Write time-zones out in csv file
Datetimes are written to csv in readable UTC. Using pd.read_csv('file.csv', parse_dates=['date'])
expects UTC. astype('datetime64')
expects readable dates (with no timezone specified) to be local (which also makes sense). But it leads to the following:
import pandas as pd
from StringIO import StringIO
df = pd.DataFrame({'date' : [0]})
df['date'] = df.date.astype('datetime64[s]')
print df.date[0]
s = StringIO()
df.to_csv(s)
s = s.getvalue()
print 'csv:'
print s
with_parse_dates = pd.read_csv(StringIO(s), parse_dates=['date'])
print 'parse_date:', with_parse_dates.date[0]
with_astype = pd.read_csv(StringIO(s))
with_astype.date = with_astype.date.astype('datetime64')
print 'astype :', with_astype.date[0]
with_astypeZ = pd.read_csv(StringIO(s))
with_astypeZ.date[0] += 'Z'
with_astypeZ.date = with_astypeZ.date.astype('datetime64')

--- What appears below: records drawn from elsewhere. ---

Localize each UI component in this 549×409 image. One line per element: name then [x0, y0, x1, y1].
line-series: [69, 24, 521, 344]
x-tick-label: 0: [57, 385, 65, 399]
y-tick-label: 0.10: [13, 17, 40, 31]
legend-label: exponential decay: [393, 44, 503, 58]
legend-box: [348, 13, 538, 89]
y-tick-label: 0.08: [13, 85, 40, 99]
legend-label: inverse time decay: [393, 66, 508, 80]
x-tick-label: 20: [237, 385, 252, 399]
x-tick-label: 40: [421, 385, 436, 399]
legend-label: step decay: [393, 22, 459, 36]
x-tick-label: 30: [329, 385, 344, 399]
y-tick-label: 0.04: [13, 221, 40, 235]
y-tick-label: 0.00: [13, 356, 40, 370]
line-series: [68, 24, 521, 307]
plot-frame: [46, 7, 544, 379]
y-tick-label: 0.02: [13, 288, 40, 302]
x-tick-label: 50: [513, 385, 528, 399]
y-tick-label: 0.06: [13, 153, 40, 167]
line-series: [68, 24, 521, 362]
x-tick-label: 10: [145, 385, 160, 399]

print 'astype w/Z:', with_astypeZ.date[0]
output (for me):
1970-01-01 00:00:00
csv:
,date
0,1970-01-01 00:00:00
parse_date: 1970-01-01 00:00:00
astype : 1970-01-01 08:00:00
astype w/Z: 1970-01-01 00:00:00
Would be easily fixed by indicating UTC in the csv output, possibly with just the 'Z'
suffix.
Comment From: jreback
currently astype('datetime64')
will not work (though in your example it is innocuous as it doesn't do anything with your datetime being 0). Datetimes are stored as datetime64[ns]
and the only valid transforms are to object
, or to extract values (e.g. hours,minutes, etc) from them. The astype to another time unit is really just a display issue.
(this is not an answer to your question exactly, but is conceptually part of the problem)
But you do make a valid point, how to store datetimes with timezones (which btw are stored as object
type only) in a csv? I like the idea of storing the fully suffixed string with timezone.
Comment From: endolith
But you do make a valid point, how to store datetimes with timezones (which btw are stored as object type only) in a csv?
Isn't that why you add +00:00
to the end of a datestamp? Pandas doesn't recognize this, though.
Putting these formats in CSV file:
2015-05-01T04:13:00+00:00
2015-05-01 04:13:00+00:00
2015-05-01 04:13:00Z
are all parsed as dtype='datetime64[ns]'
, even though these represent UTC and so I would expect dtype='datetime64[ns, UTC]'
.
Comment From: jorisvandenbossche
Isn't that why you add +00:00 to the end of a datestamp?
Indeed, that already happens with latest pandas by adding the offset.
Pandas doesn't recognize this, though.
Note that the offset will be taken into account, the result will only be a naive datetime by default with read_csv
. But you can get timezone-aware datetimes with to_datetime
:
In [129]: pd.to_datetime(['2015-05-01T04:13:00+00:00'], utc=True)
Out[129]: DatetimeIndex(['2015-05-01 04:13:00+00:00'], dtype='datetime64[ns, UTC]', freq=None)
Note that the result will always be UTC, but with the offset taken into account (there is no way to know from the string repr which timezone it should be, so UTC is the only option)
Comment From: jorisvandenbossche
I am closing this: with latest pandas and numpy, all examples in the initial issue give the same expected result.
Comment From: endolith
@jorisvandenbossche
(there is no way to know from the string repr which timezone it should be, so UTC is the only option)
Well if it has a Z at the end then it is definitely UTC, right?
Comment From: jorisvandenbossche
And it also gives you UTC:
In [71]: pd.to_datetime(['2015-05-01T04:13:00Z'], utc=True)
Out[71]: DatetimeIndex(['2015-05-01 04:13:00+00:00'], dtype='datetime64[ns, UTC]', freq=None)
but only if you specify to return timezone-aware datetimes.